To tip or not to tip. That is the question that should not be asked by anyone – however frugal – who is treated to good food and good service at a sit-down restaurant. If you’re happy with your dining experience, withholding a tip is not acceptable in my book. And the notion of reducing or withholding a tip in order to save money is just plain tacky. If a tip in any way hurts a person’s pocketbook, then that person should not be dining out to begin with.
On the other hand, if the service and/or food at a restaurant is poor to bad, then customers ought to be free to reduce or withhold tips since gratuities are discretionary matters. Indeed, any tip is by definition a donation purely and freely based on the generosity of the giver. Or, at least that’s what I was raised to believe. However, in today’s topsy-turvy world, one can no longer be too sure of anything.
Just ask the American couple who not long ago refused to tip surly waiters at a pub in London, England. After finishing a meal and paying their tab without including a gratuity, the couple attempted to exit the pub but were physically restrained by the pub’s manager and employees. When the couple refused to relent, bobbies were called, and the tourists were treated to a ticket that included a hefty fine. Evidence if their crime was spelled out in black and white – the gratuity had been automatically added to the pub bill.
Then there is the recent case of the recalcitrant young couple in Pennsylvania who withheld a tip at a restaurant because they had to wait an hour and a half for their order. Not only were they cornered by restaurant staff, they were arrested on a charge of theft and fingerprinted by police because – again – the restaurant bill clearly showed the gratuity was part of the fee for services. The fact that thuggish staff admitted to the slow service made no difference in the matter. At the time, one member of the staff said, “We were busy. We work our butts off for low wages. Who do these people think they are?”
I have to ask myself, what are we coming to on this planet when we are compelled on a mandatory basis to thank others for giving us grief? It’s outrageous – and outright nuts. In fact, in many places of the world, including my home province of Ontario, Canada, tipping is mandatory for parties of usually six or more. In Ontario, this is in accordance with something called the Automatic Tips Act of 2010, which I understand is up for review and might be eliminated. Good thing.
My thinking is, if owners and staff at restaurants believe they ought to receive more money for the services and fare they provide, then they ought to up their prices or put more effort into meeting customers’ desires and keeping people satisfied, rather than forcing them to pay more under the guise of a gratuity.

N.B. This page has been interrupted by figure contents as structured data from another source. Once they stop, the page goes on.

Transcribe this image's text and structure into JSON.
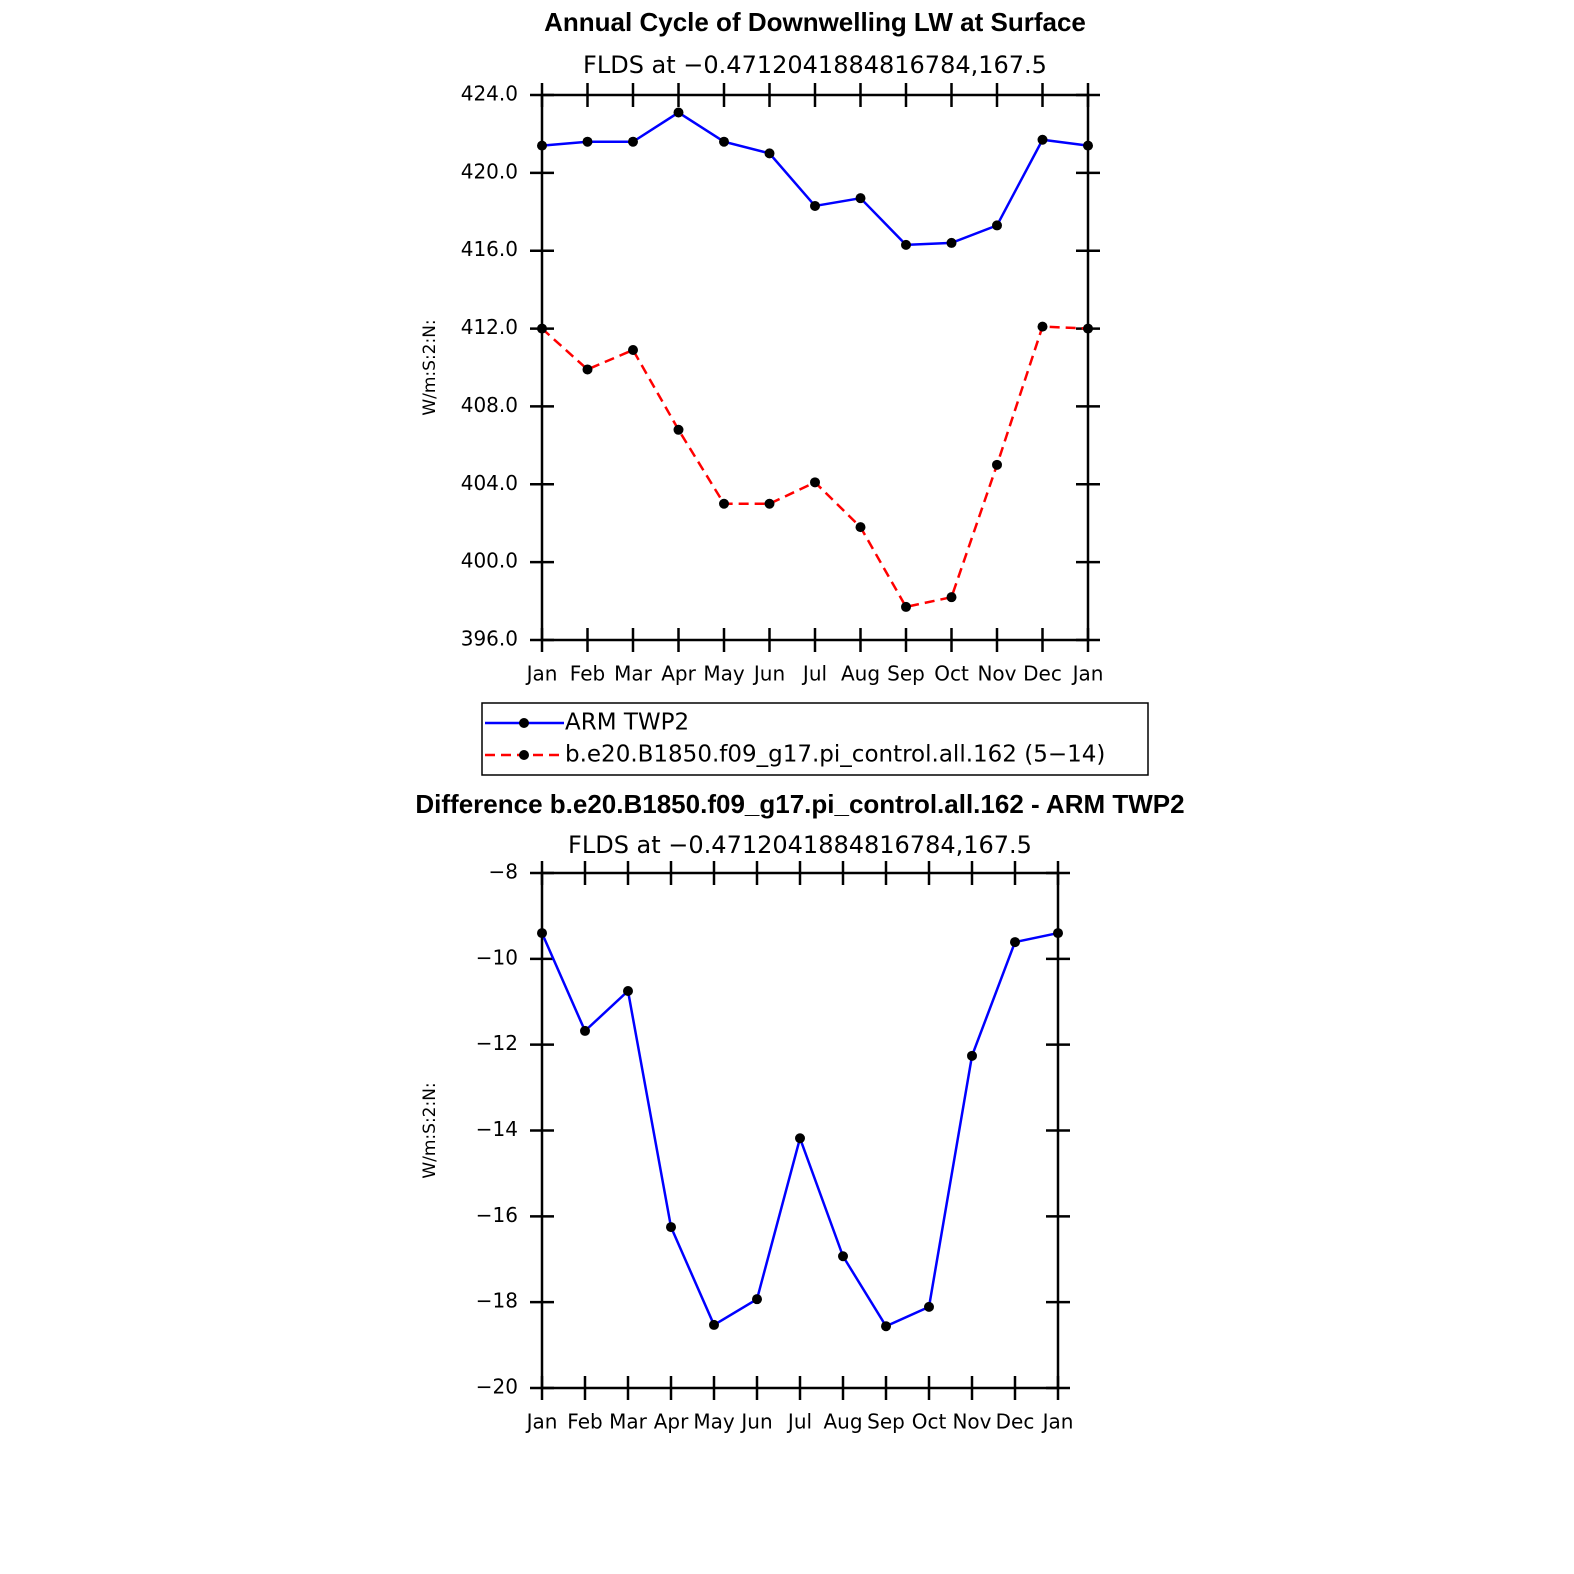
{
  "chart_data": [
    {
      "type": "line",
      "title": "Annual Cycle of Downwelling LW at Surface",
      "subtitle": "FLDS at −0.4712041884816784,167.5",
      "y_label": "W/m:S:2:N:",
      "categories": [
        "Jan",
        "Feb",
        "Mar",
        "Apr",
        "May",
        "Jun",
        "Jul",
        "Aug",
        "Sep",
        "Oct",
        "Nov",
        "Dec",
        "Jan"
      ],
      "series": [
        {
          "name": "ARM TWP2",
          "color": "#0000ff",
          "line_style": "solid",
          "values": [
            421.4,
            421.6,
            421.6,
            423.1,
            421.6,
            421.0,
            418.3,
            418.7,
            416.3,
            416.4,
            417.3,
            421.7,
            421.4
          ]
        },
        {
          "name": "b.e20.B1850.f09_g17.pi_control.all.162 (5−14)",
          "color": "#ff0000",
          "line_style": "dashed",
          "values": [
            412.0,
            409.9,
            410.9,
            406.8,
            403.0,
            403.0,
            404.1,
            401.8,
            397.7,
            398.2,
            405.0,
            412.1,
            412.0
          ]
        }
      ],
      "ylim": [
        396,
        424
      ],
      "yticks": [
        {
          "value": 396,
          "label": "396.0"
        },
        {
          "value": 400,
          "label": "400.0"
        },
        {
          "value": 404,
          "label": "404.0"
        },
        {
          "value": 408,
          "label": "408.0"
        },
        {
          "value": 412,
          "label": "412.0"
        },
        {
          "value": 416,
          "label": "416.0"
        },
        {
          "value": 420,
          "label": "420.0"
        },
        {
          "value": 424,
          "label": "424.0"
        }
      ],
      "legend": "bottom"
    },
    {
      "type": "line",
      "title": "Difference b.e20.B1850.f09_g17.pi_control.all.162 - ARM TWP2",
      "subtitle": "FLDS at −0.4712041884816784,167.5",
      "y_label": "W/m:S:2:N:",
      "categories": [
        "Jan",
        "Feb",
        "Mar",
        "Apr",
        "May",
        "Jun",
        "Jul",
        "Aug",
        "Sep",
        "Oct",
        "Nov",
        "Dec",
        "Jan"
      ],
      "series": [
        {
          "color": "#0000ff",
          "line_style": "solid",
          "values": [
            -9.4,
            -11.68,
            -10.75,
            -16.25,
            -18.53,
            -17.93,
            -14.18,
            -16.93,
            -18.56,
            -18.11,
            -12.26,
            -9.61,
            -9.4
          ]
        }
      ],
      "ylim": [
        -20,
        -8
      ],
      "yticks": [
        {
          "value": -20,
          "label": "−20"
        },
        {
          "value": -18,
          "label": "−18"
        },
        {
          "value": -16,
          "label": "−16"
        },
        {
          "value": -14,
          "label": "−14"
        },
        {
          "value": -12,
          "label": "−12"
        },
        {
          "value": -10,
          "label": "−10"
        },
        {
          "value": -8,
          "label": "−8"
        }
      ]
    }
  ]
}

Anything called a mandatory tip is a ridiculous oxymoron.
I have to ask, whatever happened to meritocracy in our society – and to pride of professionalism – not to mention the idea that keeping customers happy is the time-proven basis for growing and keeping business? From what I can see in Canada, the vast majority of restaurant goers are more than happy to shell out tips for good service and good food. It’s practically an automatic function for which there is no need for an automatic billing.
Of course, this necessarily sparks the question as to what constitutes fair tipping. The answer is that – across most of Canada at least – it is customary to tip about 15 percent on the total bill before tax, and to tip 20 per cent in exceptionally pleasing circumstances. I would label as a cheapskate any satisfied customer who tips less than 10 per cent.
Be that as it may, I have one last tip to impart to restaurant goers. Give thanks for your dinner only when thanks are in order – unless, of course, you are otherwise threatened with arrest, imprisonment, and perhaps execution.